Ease of Adoption/Scale of Impact Quadrant July 4, 2007Posted by Bernard Lunn in Enterprise Web 2.0, start-ups.
For years I have had a crudely drawn quadrant on the wall next to my desk to remind me what to look for in a start-up:
On one axis – Impact
On the other axis – Ease of Adoption
This used to be a trade off. Before Windows, ease of adoption was unheard of. Microsoft got the adoption by riding on the PC manufacturers. Then Google barged right into the top right hand corner with massive impact and totally easy adoption. There was a view that ease of adoption without lock-in is inherently a weak and unsustainable position but the lack of traction of all the Google challengers seem to be proving that this is not the case.
Classic enterprise software was in the big impact/hard to adopt category. This was where there was a trade off. You could build something that fitted into another vendor’s ecosystem – easy adoption but limited impact – or you could work to create something that became an ecosystem by getting totally entrenched into major companies.
I believe those days are over. The new wave of Net Native Enterprise 2.0 software makes adoption much simpler and organic. There is much less need to (as Steve Jobs calls it) “crawl through the corporate orifice” to get adoption. You won’t get VC to fund a “storm the barricades” type of frontal assault with big sales and marketing budgets.
This will probably limit impact, unless there is a network effect, however I see fewer sustainable network effects leading to Windows type dominance in future. For example, WordPress and other blogging tools attempt this but I think it is a weak concept (much as I love WordPress) as no blogging tool will get dominance and nobody wants to limit their network to one arbitrary set of bloggers.
That is probably the reality of Enterprise 2.0. Despite the great efforts of marketing departments to drum up new paradigms, we are simply into a very long and sustained roll-out of Net native versions of what we have always had in the enterprise. This will lift the boats of every enterprise software player that plays well in that environment and enables some new niche players to emerge, but I doubt we will see anything of the scale of Oracle or SAP emerge.
Most of the Web 2.0 start-ups that I am seeing fall into the low impact/easy to adopt quadrant. I am sure that statement will raise a lot of hackles and I am not trying to offend. I have worked in many start-ups and I am very aware that any traction looks like massive impact for a start-up and should be shouted from the rooftops. I am certainly not trying to rain on any parade.
The barriers to entry are now so incredibly low – use Amazon S3/EC2 for infrastructure, mashup code and deploy online, use RentACoder to get cheap brains. Get it out into the Blogosphere and let the widgets propagate virally. So no problems on the ease of adoption front.
But big impact? Go outside the Web 2.0 Bubble (I am not referring to financial bubble more like “boy in the bubble”) and ask a random selection of ordinary people what recent innovations on the Net have made an impact on their lives? It is a bit sobering.
Usually massive impact means that the solution is solving some huge “pain point”. Personally I think the Web works pretty well. Sure there are some minor annoyances but not anything that I would spend any money to fix. I can see some Web 2.0 tools making life easier, but in small incremental ways, not really life changing ways – not like the PC, email and search.
The reality is that the massive impact deals only come about every decade or so. I don’t believe the next one will be in IT and I say that as somebody who has made his career in IT. The massive impact ones have to be addressing real “pain”. There are plenty of pain points out there – disease and global warming come to mind – and the Web will have a massive impact on helping with these big problems by spreading knowledge. These are all about big science. Fix the problem and adoption ain’t your problem (a real cure for cancer won’t need a marketing budget).

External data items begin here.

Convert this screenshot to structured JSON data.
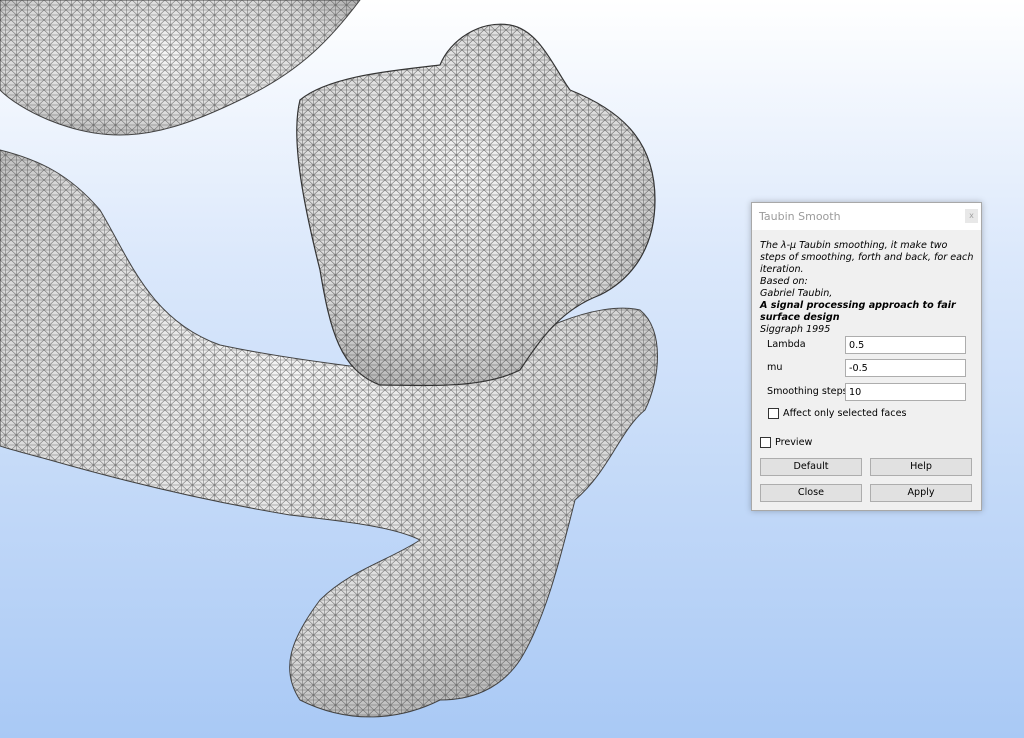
{
  "dialog": {
    "title": "Taubin Smooth",
    "close_glyph": "x",
    "description": {
      "line1": "The λ-μ Taubin smoothing, it make two steps of smoothing, forth and back, for each iteration.",
      "based_on": "Based on:",
      "author": "Gabriel Taubin,",
      "paper": "A signal processing approach to fair surface design",
      "venue": "Siggraph 1995"
    },
    "fields": {
      "lambda": {
        "label": "Lambda",
        "value": "0.5"
      },
      "mu": {
        "label": "mu",
        "value": "-0.5"
      },
      "steps": {
        "label": "Smoothing steps",
        "value": "10"
      }
    },
    "affect_selected": {
      "label": "Affect only selected faces",
      "checked": false
    },
    "preview": {
      "label": "Preview",
      "checked": false
    },
    "buttons": {
      "default": "Default",
      "help": "Help",
      "close": "Close",
      "apply": "Apply"
    }
  },
  "viewport": {
    "mesh_fill": "#e9e9e9",
    "mesh_edge": "#3a3a3a",
    "background_top": "#ffffff",
    "background_bottom": "#a9c9f5"
  }
}
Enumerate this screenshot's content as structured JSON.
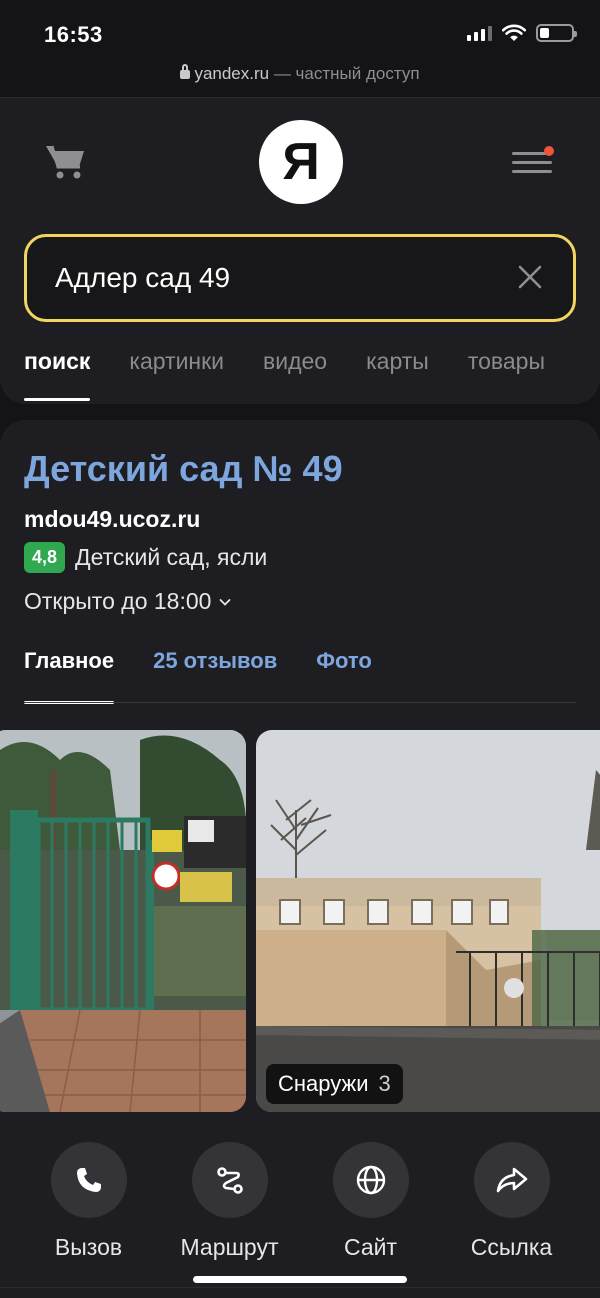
{
  "status": {
    "time": "16:53"
  },
  "browser": {
    "domain": "yandex.ru",
    "access_note": " — частный доступ"
  },
  "header": {
    "logo_text": "Я"
  },
  "search": {
    "value": "Адлер сад 49"
  },
  "tabs": [
    {
      "label": "поиск",
      "active": true
    },
    {
      "label": "картинки"
    },
    {
      "label": "видео"
    },
    {
      "label": "карты"
    },
    {
      "label": "товары"
    }
  ],
  "result": {
    "title": "Детский сад № 49",
    "domain": "mdou49.ucoz.ru",
    "rating": "4,8",
    "category": "Детский сад, ясли",
    "hours": "Открыто до 18:00",
    "tabs": [
      {
        "label": "Главное",
        "active": true
      },
      {
        "label": "25 отзывов"
      },
      {
        "label": "Фото"
      }
    ],
    "photo_caption": {
      "label": "Снаружи",
      "count": "3"
    },
    "actions": [
      {
        "label": "Вызов",
        "icon": "phone-icon"
      },
      {
        "label": "Маршрут",
        "icon": "route-icon"
      },
      {
        "label": "Сайт",
        "icon": "globe-icon"
      },
      {
        "label": "Ссылка",
        "icon": "share-icon"
      }
    ]
  },
  "colors": {
    "accent_link": "#7ea6de",
    "search_border": "#f1d560",
    "rating_green": "#2fa84f",
    "notification_dot": "#f0523b"
  }
}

Of course there is a ton of money to be made in media niches and office/Net productivity tools. YouTube is entertaining, like those best of home videos on cable, but changing the world? It is the breathless we are changing the world hype of a lot of Web 2.0 that is a bit old.

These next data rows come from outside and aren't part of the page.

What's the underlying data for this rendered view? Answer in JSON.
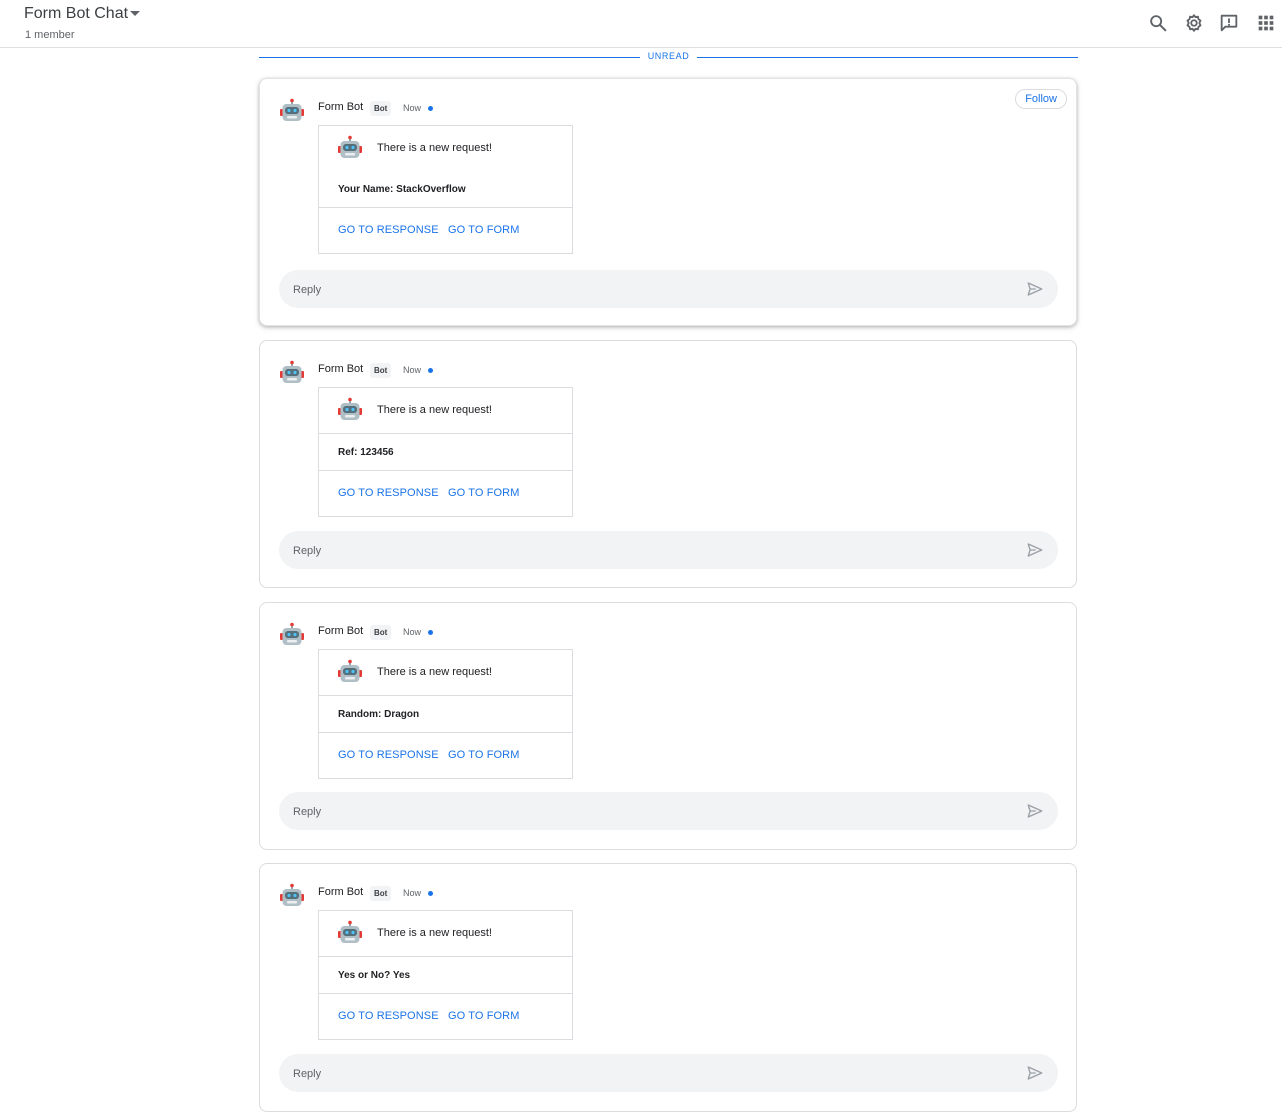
{
  "header": {
    "title": "Form Bot Chat",
    "subtitle": "1 member",
    "icons": [
      "search-icon",
      "settings-icon",
      "feedback-icon",
      "apps-grid-icon"
    ]
  },
  "divider": {
    "label": "UNREAD"
  },
  "colors": {
    "accent": "#1a73e8",
    "reply_bg": "#f1f3f4",
    "border": "#dadce0",
    "text": "#202124"
  },
  "threads": [
    {
      "sender": "Form Bot",
      "badge": "Bot",
      "time": "Now",
      "follow": "Follow",
      "card": {
        "header": "There is a new request!",
        "field": "Your Name: StackOverflow",
        "button_response": "GO TO RESPONSE",
        "button_form": "GO TO FORM"
      },
      "reply_placeholder": "Reply"
    },
    {
      "sender": "Form Bot",
      "badge": "Bot",
      "time": "Now",
      "card": {
        "header": "There is a new request!",
        "field": "Ref: 123456",
        "button_response": "GO TO RESPONSE",
        "button_form": "GO TO FORM"
      },
      "reply_placeholder": "Reply"
    },
    {
      "sender": "Form Bot",
      "badge": "Bot",
      "time": "Now",
      "card": {
        "header": "There is a new request!",
        "field": "Random: Dragon",
        "button_response": "GO TO RESPONSE",
        "button_form": "GO TO FORM"
      },
      "reply_placeholder": "Reply"
    },
    {
      "sender": "Form Bot",
      "badge": "Bot",
      "time": "Now",
      "card": {
        "header": "There is a new request!",
        "field": "Yes or No? Yes",
        "button_response": "GO TO RESPONSE",
        "button_form": "GO TO FORM"
      },
      "reply_placeholder": "Reply"
    }
  ]
}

The one thing that stands out as big impact is social networking, whether for dates (younger crowd) or deals (mortgage payers). It fulfills as basic a need as email did. I suspect we are at the early stages of social networking and something new will emerge that makes it more sustainable. I do not buy the notion of the “social graph” as the new platform. I believe that Social Networks actually have a reverse scale effect. When there are too many people in one network it loses the whole point of a relationship, it just feels like a big anonymous place and we avoid it to look for more personal ways (online and offline) to build and maintain those relationships.
The Internet is The Platform and nobody controls that. Thats just fine with me.
The Internet Changes Everything. The Ease of Adoption/Impact quadrant is no longer applicable. Possibly Crossing The Chasm is out of date (I am still figuring that one out). In an open “services” Internet, the idea of a dominant platform is almost certainly dead.